JPEG techniques improve image compression

April 1, 2002
Spearheaded by high-technology companies, such as Alcatel, Canon, Ericsson, Kodak, Mitsubishi, and Motorola, the JPEG2000 standard provides a coding system based on the wavelet transform.

Spearheaded by high-technology companies, such as Alcatel, Canon, Ericsson, Kodak, Mitsubishi, and Motorola, the JPEG2000 standard provides a coding system based on the wavelet transform.

In 1987, the JPEG compression standard was created to fit an image's data on a floppy disk. Now, demands for capturing, sending, and receiving complex images have pushed the original JPEG specifications beyond their capacity. Spearheaded by high-technology companies, such as Alcatel, Canon, Ericsson, Kodak, Mitsubishi, and Motorola, the JPEG2000 standard provides a coding system based on the wavelet transform. Already, proponents of the standard are describing uses that range from digital cameras to prepress production and medical imaging applications.

Last year, Analog Devices (Norwood, MA) became the first company to offer specific hardware to implement the JPEG2000 standard with the introduction of its DV-JP2000 processor. Capable of compressing five 3-Mpixel images in 1 s, the ADV-JP2000 provides lossless compression of images of up to 10 bits/component and lossy support of up to 14 bits per component. This capability compares favorably with the original JPEG standard, which offered only 8 bits/component and did not support both lossless and lossy compression in a single format.

Companies enter marketNow, other companies are set to enter the JPEG2000 hardware market with hardware, coreware, and DSP-based solutions. These include the JPEG2000 encoder core from inSilicon (San Jose, CA) that supports both lossless and lossy compression applications through the implementation of the reversible 5/3 wavelet transform.

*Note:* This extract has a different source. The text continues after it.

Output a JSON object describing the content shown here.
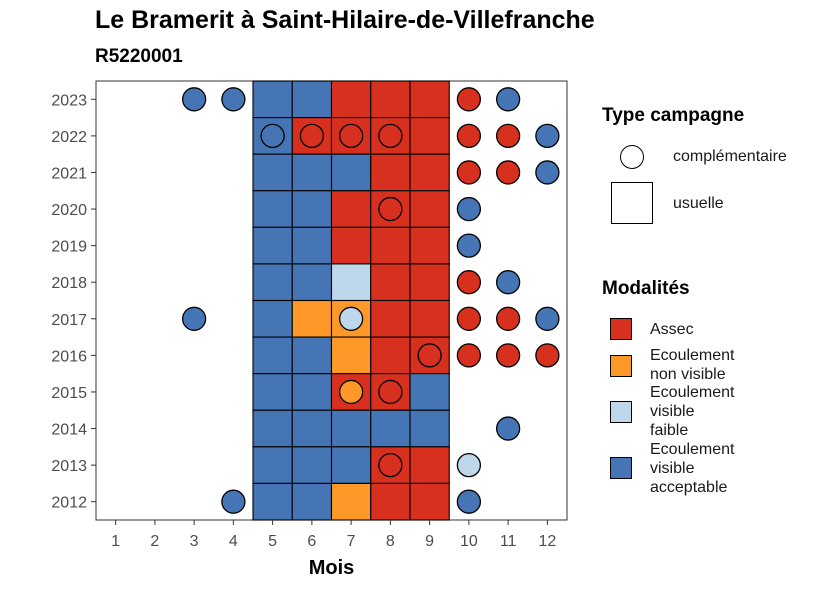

Amphion Semiconductor (San Jose, CA) also has announced the CS6210 core for still image and video-compression systems where frame-based coding is required. Compliant with JPEG2000, this core provides a row-based wavelet transform for the 9/7 irreversible and 5/3 reversible wavelet filter bank. Other as yet unannounced hardware products are also being readied by CAST Inc. (Woodcliff Lake, NJ), which expects to have a complete JPEG2000 core later this year, and WIS Technologies (San Jose, CA), which offers its WIS Impressionist software for JPEG2000.

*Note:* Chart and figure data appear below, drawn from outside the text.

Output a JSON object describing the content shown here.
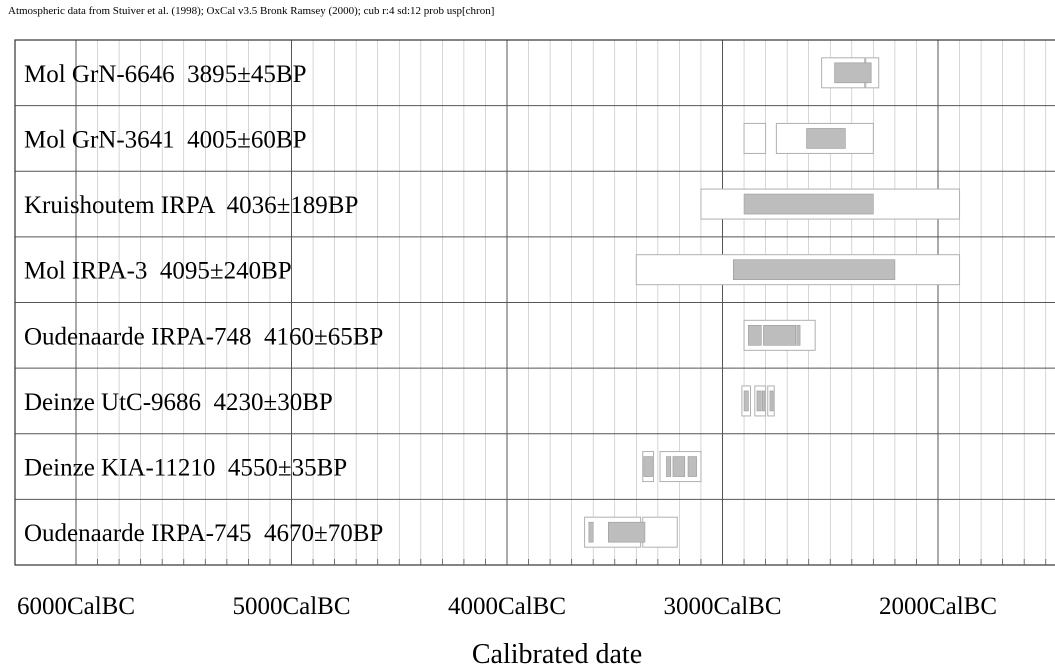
{
  "header": {
    "text": "Atmospheric data from Stuiver et al. (1998); OxCal v3.5 Bronk Ramsey (2000); cub r:4 sd:12 prob usp[chron]"
  },
  "colors": {
    "frame": "#333333",
    "grid_major": "#555555",
    "grid_minor": "#bbbbbb",
    "row_sep": "#555555",
    "box_outline": "#b0b0b0",
    "fill": "#bdbdbd"
  },
  "chart_data": {
    "type": "range-plot",
    "title": "",
    "xlabel": "Calibrated date",
    "ylabel": "",
    "x_ticks": [
      {
        "value": 6000,
        "label": "6000CalBC"
      },
      {
        "value": 5000,
        "label": "5000CalBC"
      },
      {
        "value": 4000,
        "label": "4000CalBC"
      },
      {
        "value": 3000,
        "label": "3000CalBC"
      },
      {
        "value": 2000,
        "label": "2000CalBC"
      }
    ],
    "xlim": [
      6000,
      1450
    ],
    "x_unit": "CalBC",
    "rows": [
      {
        "label": "Mol GrN-6646  3895±45BP",
        "sigma2": [
          [
            2540,
            2340
          ],
          [
            2335,
            2275
          ]
        ],
        "sigma1": [
          [
            2480,
            2310
          ]
        ]
      },
      {
        "label": "Mol GrN-3641  4005±60BP",
        "sigma2": [
          [
            2900,
            2800
          ],
          [
            2750,
            2300
          ]
        ],
        "sigma1": [
          [
            2610,
            2430
          ]
        ]
      },
      {
        "label": "Kruishoutem IRPA  4036±189BP",
        "sigma2": [
          [
            3100,
            1900
          ]
        ],
        "sigma1": [
          [
            2900,
            2300
          ]
        ]
      },
      {
        "label": "Mol IRPA-3  4095±240BP",
        "sigma2": [
          [
            3400,
            1900
          ]
        ],
        "sigma1": [
          [
            2950,
            2200
          ]
        ]
      },
      {
        "label": "Oudenaarde IRPA-748  4160±65BP",
        "sigma2": [
          [
            2900,
            2570
          ]
        ],
        "sigma1": [
          [
            2880,
            2820
          ],
          [
            2810,
            2660
          ],
          [
            2655,
            2640
          ]
        ]
      },
      {
        "label": "Deinze UtC-9686  4230±30BP",
        "sigma2": [
          [
            2910,
            2870
          ],
          [
            2850,
            2800
          ],
          [
            2790,
            2760
          ]
        ],
        "sigma1": [
          [
            2900,
            2880
          ],
          [
            2840,
            2820
          ],
          [
            2815,
            2805
          ],
          [
            2780,
            2765
          ]
        ]
      },
      {
        "label": "Deinze KIA-11210  4550±35BP",
        "sigma2": [
          [
            3370,
            3320
          ],
          [
            3290,
            3100
          ]
        ],
        "sigma1": [
          [
            3365,
            3325
          ],
          [
            3260,
            3240
          ],
          [
            3230,
            3175
          ],
          [
            3160,
            3120
          ]
        ]
      },
      {
        "label": "Oudenaarde IRPA-745  4670±70BP",
        "sigma2": [
          [
            3640,
            3380
          ],
          [
            3370,
            3210
          ]
        ],
        "sigma1": [
          [
            3620,
            3600
          ],
          [
            3530,
            3360
          ]
        ]
      }
    ]
  }
}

Currently the dominant compression technique for still images, JPEG is based on discrete cosine transforms, which can cause image degradation. Based on transform coding from the spatial domain to the frequency domain, JPEG2000 also causes noise when images are highly compressed.

To overcome these flaws, Ohmi Laboratories at Tohoku University (Sendai, Japan) and Sharp Corp. (Mahwah, NJ) have jointly developed a vector quantization still-image compression technology that generates no noise using an adaptive-resolution alteration-processing technique. According to Sharp officials, this technique also can limit the generation of the block noise common in vector quantization, which results in a performance difference of 5 to 10 dB in terms of image quality.